Analyzed together, participants who had any one of these risk factors were 27% more likely to develop dementia; those who had any two were 70% more likely; and those who had any three, or all four, were more than twice as likely to develop dementia.

How Does This Affect You?

This study suggests that those at risk for heart disease at middle age are also at increased risk for dementia. Therefore, preventing or treating cardiovascular risk factors early could potentially lower the incidence of dementia later on. The study’s large size, long duration, and diverse population add to the credibility of these findings.

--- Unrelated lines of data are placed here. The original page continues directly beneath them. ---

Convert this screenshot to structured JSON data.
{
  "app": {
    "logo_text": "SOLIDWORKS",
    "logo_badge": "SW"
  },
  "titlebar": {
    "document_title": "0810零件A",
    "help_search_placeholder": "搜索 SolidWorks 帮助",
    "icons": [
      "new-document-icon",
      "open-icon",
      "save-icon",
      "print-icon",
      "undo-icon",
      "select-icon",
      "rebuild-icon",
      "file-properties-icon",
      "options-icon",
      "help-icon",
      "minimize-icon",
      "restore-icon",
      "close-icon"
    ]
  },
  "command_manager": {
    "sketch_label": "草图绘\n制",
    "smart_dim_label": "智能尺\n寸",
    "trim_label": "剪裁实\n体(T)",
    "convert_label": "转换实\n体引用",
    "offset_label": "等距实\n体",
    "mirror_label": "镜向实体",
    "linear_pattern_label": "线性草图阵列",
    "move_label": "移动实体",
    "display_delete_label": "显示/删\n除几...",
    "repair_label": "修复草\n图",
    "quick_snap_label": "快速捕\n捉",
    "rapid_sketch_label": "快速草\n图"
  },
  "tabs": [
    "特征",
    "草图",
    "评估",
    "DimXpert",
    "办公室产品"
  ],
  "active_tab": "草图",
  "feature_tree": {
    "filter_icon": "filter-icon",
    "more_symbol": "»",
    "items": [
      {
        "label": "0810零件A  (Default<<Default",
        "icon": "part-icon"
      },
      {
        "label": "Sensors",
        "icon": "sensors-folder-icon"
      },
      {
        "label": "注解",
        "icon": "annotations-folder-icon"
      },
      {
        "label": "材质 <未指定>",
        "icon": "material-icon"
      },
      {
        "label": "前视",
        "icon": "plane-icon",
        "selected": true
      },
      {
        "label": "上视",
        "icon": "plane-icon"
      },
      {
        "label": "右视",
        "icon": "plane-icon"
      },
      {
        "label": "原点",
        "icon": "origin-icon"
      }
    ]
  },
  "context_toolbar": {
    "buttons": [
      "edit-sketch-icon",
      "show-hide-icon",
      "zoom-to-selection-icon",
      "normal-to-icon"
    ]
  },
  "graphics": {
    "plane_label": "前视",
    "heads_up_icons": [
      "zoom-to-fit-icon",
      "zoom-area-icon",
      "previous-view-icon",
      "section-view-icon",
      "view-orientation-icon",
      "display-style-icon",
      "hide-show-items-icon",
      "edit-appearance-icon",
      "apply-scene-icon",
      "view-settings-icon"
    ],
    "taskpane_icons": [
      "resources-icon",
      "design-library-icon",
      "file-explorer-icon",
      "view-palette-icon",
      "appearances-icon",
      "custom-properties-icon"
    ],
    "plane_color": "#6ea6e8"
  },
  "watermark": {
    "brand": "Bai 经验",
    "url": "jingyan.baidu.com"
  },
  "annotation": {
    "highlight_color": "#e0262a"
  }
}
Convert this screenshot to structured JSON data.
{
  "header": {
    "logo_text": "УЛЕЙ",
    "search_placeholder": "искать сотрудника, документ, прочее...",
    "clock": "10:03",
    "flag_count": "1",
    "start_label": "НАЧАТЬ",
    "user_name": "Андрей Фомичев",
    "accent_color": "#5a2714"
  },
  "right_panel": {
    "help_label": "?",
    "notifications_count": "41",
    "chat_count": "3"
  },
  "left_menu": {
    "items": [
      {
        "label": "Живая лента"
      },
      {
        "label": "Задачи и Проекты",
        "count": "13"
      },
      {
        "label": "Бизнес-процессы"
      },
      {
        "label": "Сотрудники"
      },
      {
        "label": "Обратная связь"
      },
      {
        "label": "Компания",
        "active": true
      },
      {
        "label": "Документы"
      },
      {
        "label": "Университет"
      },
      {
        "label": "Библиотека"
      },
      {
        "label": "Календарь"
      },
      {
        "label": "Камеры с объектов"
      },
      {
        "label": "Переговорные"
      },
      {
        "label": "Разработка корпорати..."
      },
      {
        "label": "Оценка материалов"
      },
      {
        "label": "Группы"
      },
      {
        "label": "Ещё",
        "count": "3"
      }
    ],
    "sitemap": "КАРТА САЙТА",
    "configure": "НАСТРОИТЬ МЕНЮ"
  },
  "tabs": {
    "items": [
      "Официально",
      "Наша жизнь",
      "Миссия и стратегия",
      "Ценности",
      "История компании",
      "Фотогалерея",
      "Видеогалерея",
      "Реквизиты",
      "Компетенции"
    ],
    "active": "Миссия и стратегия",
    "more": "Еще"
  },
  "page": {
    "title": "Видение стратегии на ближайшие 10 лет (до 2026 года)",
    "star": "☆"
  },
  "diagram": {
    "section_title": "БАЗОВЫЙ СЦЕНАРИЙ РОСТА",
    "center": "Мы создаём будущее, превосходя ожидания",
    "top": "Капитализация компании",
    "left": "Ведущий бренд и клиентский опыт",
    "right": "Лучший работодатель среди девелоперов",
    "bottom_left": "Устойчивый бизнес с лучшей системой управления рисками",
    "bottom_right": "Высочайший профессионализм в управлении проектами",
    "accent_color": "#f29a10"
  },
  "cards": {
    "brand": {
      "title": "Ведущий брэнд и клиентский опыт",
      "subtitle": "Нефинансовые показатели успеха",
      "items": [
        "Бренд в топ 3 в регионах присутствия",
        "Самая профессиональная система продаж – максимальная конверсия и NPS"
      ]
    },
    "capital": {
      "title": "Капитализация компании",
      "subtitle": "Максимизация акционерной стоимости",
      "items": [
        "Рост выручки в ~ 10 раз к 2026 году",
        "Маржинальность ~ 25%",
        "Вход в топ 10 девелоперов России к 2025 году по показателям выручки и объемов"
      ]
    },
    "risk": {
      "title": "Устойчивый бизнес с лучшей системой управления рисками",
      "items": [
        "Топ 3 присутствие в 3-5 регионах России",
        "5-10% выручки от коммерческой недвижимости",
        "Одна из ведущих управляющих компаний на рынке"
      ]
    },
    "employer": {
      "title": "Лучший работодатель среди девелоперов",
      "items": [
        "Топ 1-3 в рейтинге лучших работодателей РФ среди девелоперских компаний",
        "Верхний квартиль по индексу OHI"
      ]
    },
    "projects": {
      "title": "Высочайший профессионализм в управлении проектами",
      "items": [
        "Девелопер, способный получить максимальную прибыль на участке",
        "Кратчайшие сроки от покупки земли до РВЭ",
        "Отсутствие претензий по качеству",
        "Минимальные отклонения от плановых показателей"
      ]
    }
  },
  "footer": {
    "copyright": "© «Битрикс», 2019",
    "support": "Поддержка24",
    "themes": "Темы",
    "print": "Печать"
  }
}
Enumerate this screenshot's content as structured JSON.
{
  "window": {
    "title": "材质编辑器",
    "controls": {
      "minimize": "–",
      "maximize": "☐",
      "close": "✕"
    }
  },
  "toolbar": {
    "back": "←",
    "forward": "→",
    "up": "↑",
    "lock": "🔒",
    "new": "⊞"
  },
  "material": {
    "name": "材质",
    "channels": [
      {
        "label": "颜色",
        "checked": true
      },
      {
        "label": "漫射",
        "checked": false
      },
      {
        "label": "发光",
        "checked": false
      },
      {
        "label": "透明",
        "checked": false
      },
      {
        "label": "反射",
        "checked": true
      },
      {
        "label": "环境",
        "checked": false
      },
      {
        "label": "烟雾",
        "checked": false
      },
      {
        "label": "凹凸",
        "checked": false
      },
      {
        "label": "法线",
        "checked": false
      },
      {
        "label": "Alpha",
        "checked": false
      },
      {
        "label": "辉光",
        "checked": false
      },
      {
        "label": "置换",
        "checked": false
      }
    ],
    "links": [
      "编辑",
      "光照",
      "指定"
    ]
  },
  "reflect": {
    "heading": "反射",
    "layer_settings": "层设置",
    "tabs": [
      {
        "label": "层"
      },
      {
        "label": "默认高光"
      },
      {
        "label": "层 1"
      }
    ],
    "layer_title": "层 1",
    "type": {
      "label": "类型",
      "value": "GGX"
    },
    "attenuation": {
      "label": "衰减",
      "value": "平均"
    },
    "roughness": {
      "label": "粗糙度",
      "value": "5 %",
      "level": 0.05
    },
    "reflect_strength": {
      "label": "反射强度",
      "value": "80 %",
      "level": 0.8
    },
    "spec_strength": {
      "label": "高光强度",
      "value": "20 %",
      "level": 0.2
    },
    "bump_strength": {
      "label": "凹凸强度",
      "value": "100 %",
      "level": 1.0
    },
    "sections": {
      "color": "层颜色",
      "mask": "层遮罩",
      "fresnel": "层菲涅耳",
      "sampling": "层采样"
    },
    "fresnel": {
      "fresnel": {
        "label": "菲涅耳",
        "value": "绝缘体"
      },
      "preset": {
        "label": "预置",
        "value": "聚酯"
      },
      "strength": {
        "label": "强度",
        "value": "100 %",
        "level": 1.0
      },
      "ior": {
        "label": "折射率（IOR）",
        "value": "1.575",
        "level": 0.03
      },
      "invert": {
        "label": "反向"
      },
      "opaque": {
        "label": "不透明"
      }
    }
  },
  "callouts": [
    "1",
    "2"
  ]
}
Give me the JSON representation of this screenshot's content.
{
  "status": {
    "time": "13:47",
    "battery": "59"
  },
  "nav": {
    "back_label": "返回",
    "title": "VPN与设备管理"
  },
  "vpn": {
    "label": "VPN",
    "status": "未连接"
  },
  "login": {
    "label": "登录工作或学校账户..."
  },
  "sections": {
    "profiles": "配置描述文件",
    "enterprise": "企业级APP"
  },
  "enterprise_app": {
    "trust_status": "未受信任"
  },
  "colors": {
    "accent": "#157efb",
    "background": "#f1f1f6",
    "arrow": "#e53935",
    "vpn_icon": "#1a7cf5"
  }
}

One limitation of the study, though, immediately suggests the need for more research in this area. Since the electronic reports the researchers used did not differentiate between types of dementia, they were unable to compare the increase in risk between Alzheimer’s and vascular dementia, an important distinction with regards to cardiovascular risk. Also, the unknown number of participants with dementia who died prior to 1994 could not have been included in analysis.

The exact mechanism by which CVD risk may influence cognitive decline, particularly in Alzheimer’s disease, is not well understood. The connection, however, should not be surprising. Even without showing symptoms of CVD yet, many high-risk individuals already have compromised blood flow, and thus compromised oxygen delivery to the brain. Over a long period of time, even in the absence of strokes, this low level of oxygen is bound to exacerbate the underlying disease process leading to dementia.